Sur les marchés mondiaux, malgré les développements diplomatiques positifs sur la ligne américano-iranienne, les attentes croissantes selon lesquelles la Réserve fédérale américaine (Fed) maintiendra sa politique monétaire belliciste l’année prochaine et les inquiétudes concernant les besoins croissants de liquidités des entreprises technologiques rendent la fixation des prix difficile.
Les négociations entre les États-Unis et l’Iran continuent de garantir une paix permanente au Moyen-Orient. Alors que des progrès sont réalisés dans les contacts diplomatiques entre les parties, le Qatar et le Pakistan ont annoncé que les responsables américains et iraniens se sont mis d’accord sur une feuille de route visant à parvenir à un accord final dans les 60 jours.
Le secrétaire américain au Trésor, Scott Bessent, a annoncé la délivrance d’une licence générale temporaire de 60 jours autorisant la production, la livraison et la vente de pétrole iranien.

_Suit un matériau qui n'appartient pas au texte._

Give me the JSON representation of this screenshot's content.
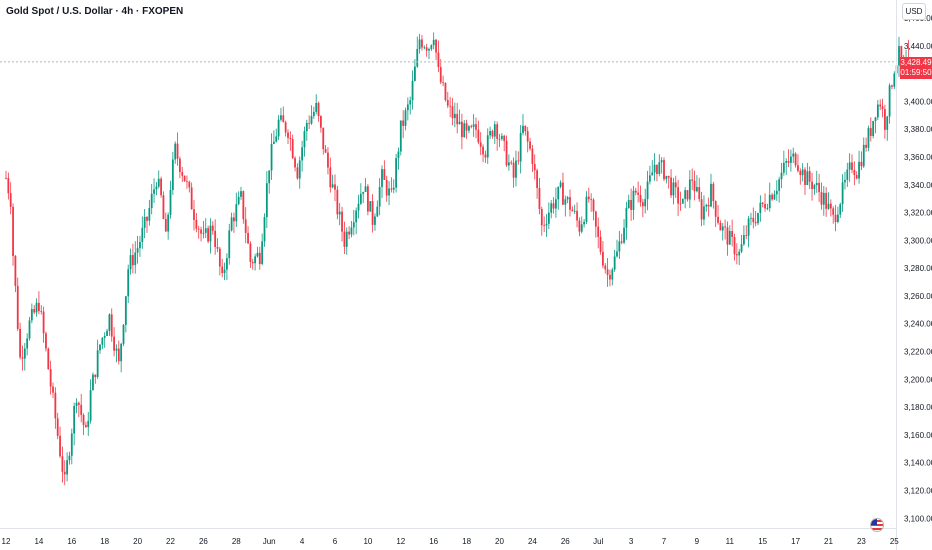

À mesure que la guerre modifiait les anticipations d’inflation et de croissance, le renforcement des prévisions de politiques monétaires bellicistes prospectives a provoqué une augmentation de la perception du risque sur les marchés.
Les analystes ont déclaré que les données sur la croissance américaine du premier trimestre, qui seront annoncées cette semaine, et les données sur l’indice des prix des dépenses de consommation personnelle, que la Fed considère comme un indicateur d’inflation, étaient au centre des préoccupations des investisseurs.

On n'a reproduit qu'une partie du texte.